I also find Shira interesting. I don't particularaly like the way she thinks (mahlka and Riva, again are awsome) She's so traditional and prudish, proper. To willingly go into a hughe faceless corporation, to let it suck out your soul and do as society tells you to? Just because your feelings were hurty, I find that incredible weak. especially comeing from somewhere as nice as Tikva. But she does transition in to somethign that must resemble her old self because she gets a little better. I think she's a really good contrast to Mahlka and Riva and most people in that era. She is more typical of women today and most could relate to her( I don't make friends with many girls easily, HA I just realived whyI didn't warm up to her as much). This is where the sex comes in.

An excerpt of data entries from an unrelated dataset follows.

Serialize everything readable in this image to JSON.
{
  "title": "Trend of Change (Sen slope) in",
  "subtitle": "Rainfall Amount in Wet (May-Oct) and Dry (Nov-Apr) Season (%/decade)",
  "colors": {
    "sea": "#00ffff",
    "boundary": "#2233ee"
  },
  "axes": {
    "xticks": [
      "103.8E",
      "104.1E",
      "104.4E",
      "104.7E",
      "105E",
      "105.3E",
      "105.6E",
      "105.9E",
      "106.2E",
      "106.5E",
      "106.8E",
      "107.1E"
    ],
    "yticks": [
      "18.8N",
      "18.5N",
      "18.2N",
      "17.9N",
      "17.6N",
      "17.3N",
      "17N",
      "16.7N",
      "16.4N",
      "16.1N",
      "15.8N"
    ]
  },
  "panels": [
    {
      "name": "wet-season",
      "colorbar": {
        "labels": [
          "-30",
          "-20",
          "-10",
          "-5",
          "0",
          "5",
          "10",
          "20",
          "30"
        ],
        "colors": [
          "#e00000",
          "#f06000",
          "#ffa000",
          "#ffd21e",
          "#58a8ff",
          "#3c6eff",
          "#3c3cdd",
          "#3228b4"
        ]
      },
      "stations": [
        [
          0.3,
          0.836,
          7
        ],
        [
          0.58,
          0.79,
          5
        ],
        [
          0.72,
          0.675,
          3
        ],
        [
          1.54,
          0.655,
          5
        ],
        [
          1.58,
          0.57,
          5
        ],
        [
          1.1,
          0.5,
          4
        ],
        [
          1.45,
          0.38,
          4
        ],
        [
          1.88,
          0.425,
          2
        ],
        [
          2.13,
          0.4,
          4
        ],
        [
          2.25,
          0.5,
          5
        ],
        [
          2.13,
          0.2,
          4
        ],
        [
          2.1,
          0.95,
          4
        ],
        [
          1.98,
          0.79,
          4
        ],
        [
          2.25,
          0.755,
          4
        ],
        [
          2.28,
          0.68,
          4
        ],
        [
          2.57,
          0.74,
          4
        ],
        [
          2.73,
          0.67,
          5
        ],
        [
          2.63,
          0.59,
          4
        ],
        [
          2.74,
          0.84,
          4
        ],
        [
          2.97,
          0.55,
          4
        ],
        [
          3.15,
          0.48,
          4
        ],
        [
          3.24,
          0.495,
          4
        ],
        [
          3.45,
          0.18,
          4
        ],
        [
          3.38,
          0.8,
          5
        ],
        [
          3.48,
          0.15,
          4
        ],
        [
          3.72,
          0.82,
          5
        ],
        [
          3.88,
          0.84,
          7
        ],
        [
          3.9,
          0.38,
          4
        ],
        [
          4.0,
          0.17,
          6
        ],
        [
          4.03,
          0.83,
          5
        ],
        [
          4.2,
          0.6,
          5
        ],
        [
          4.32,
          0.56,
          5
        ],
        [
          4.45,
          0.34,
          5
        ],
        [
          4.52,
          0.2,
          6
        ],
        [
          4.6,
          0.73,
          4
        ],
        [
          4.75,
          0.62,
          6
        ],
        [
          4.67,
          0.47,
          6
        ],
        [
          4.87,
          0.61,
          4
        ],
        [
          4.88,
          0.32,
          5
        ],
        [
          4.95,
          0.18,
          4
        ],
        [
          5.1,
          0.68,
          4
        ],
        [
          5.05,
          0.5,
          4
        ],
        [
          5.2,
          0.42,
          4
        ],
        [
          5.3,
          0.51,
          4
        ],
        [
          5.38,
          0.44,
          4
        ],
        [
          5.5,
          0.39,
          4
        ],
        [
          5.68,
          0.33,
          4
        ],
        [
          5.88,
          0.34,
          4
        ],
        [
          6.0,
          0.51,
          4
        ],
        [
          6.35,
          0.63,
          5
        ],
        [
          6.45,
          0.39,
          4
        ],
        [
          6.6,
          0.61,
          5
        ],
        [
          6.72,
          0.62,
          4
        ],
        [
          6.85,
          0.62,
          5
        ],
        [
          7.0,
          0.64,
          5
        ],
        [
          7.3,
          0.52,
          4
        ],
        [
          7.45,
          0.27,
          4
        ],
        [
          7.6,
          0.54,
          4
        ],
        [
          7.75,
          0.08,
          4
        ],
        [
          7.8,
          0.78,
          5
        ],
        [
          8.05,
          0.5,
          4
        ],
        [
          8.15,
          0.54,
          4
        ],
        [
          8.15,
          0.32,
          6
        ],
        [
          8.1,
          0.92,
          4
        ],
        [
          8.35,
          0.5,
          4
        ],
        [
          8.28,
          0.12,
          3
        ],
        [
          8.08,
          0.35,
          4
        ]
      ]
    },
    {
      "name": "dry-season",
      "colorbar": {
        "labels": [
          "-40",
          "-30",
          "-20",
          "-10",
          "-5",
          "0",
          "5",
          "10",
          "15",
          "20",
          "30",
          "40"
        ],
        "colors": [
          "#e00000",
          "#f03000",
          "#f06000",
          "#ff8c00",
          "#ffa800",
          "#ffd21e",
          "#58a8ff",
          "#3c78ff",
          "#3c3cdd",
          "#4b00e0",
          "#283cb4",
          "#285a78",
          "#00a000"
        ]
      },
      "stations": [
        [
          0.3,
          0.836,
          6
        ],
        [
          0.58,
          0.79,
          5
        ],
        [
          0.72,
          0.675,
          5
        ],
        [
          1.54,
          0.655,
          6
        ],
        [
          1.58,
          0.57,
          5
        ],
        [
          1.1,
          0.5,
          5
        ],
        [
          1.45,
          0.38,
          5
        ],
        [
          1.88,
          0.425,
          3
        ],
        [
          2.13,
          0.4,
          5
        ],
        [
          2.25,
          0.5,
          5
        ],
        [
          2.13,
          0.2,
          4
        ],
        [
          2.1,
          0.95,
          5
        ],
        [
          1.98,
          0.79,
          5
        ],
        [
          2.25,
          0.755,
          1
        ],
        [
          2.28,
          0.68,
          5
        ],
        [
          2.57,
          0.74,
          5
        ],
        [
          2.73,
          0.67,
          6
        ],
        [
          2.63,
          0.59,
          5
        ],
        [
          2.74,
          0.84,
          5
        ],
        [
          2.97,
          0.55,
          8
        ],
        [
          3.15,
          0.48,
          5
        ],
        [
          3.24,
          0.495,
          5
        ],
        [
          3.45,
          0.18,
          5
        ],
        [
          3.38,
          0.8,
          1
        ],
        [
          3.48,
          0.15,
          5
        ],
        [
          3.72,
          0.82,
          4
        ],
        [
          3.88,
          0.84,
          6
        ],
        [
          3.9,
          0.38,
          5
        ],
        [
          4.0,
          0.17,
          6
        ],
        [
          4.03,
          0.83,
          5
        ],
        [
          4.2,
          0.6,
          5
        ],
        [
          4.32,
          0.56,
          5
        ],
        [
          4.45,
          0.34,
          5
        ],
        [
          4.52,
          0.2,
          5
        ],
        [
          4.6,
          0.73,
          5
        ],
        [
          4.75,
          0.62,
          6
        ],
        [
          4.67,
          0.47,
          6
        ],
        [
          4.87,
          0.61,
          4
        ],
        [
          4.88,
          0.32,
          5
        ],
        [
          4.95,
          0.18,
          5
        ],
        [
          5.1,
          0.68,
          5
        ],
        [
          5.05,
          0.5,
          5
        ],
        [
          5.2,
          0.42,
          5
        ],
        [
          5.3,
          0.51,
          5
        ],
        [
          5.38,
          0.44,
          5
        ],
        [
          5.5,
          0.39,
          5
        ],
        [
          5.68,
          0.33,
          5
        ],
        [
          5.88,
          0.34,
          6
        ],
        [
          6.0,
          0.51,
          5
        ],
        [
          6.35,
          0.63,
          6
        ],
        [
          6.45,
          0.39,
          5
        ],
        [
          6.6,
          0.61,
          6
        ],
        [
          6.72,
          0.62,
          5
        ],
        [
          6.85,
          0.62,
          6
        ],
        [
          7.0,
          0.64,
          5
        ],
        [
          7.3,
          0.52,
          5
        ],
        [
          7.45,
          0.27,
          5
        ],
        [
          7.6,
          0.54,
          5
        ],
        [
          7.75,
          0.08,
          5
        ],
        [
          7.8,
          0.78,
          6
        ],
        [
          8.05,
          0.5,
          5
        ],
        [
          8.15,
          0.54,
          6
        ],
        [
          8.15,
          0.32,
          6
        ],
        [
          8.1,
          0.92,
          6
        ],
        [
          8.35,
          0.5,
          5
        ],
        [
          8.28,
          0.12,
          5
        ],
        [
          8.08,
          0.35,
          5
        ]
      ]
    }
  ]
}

Like many women today, sex is always desribed by psychologists as more an emotional thing for women and a bit more taboo in society's eyes. So wither her interactions with Yod, it not only compares with women of our time with the values of the slight future; but also a good look into human emotion and the formation of relationships and intimacy. Which is why sex is such a popular topic in these books we have been reading. Many poeple reguard being human with feeling emotion and empathy that sets them apart form machines. Sex is one of those basic human instincs that involves such complicated emotions.
I'm tired so this might sound too simple and really hard to read because my brain works wierd like this, so I hope you can get what I'm getting at despite the aukward typing..okay....Even though there is only one society that Yod can try to fit into, like Joseph, he is not human, but that's okay. I know that this class is about humanity and what it means to be human, but people get so stuck on catogorization and what fits in that definition. How about what makes you YOU, if you cannot be defined by human. Perhaps they can't feel emotions and things like we can, but somethgn comparable to it, like Yod mentions quite often. Doesn't mean he is anyless a person, just different. Perhaps he is more than human or just in it's own filum. Transending humans or being another category altogether doesn't mean they are lower then us as we liked to think. Things people cannot understand, they fear or act hostile towards (ask any hermaphidite, transgendered person, or others that do not a fit a category or label). Just like in the novel, humaniod cyborgs, androids, robots were feared, rioted over, much violence ensued, and then outlawed because of that fear of the unknown, that labeling that must occur and cmplete understanding.
I also noticed a unch of other stuff by looking at the kabbalah chart, but I think Anthony is going to explain more on that ^_^

and screw spell check, I'm tired blah.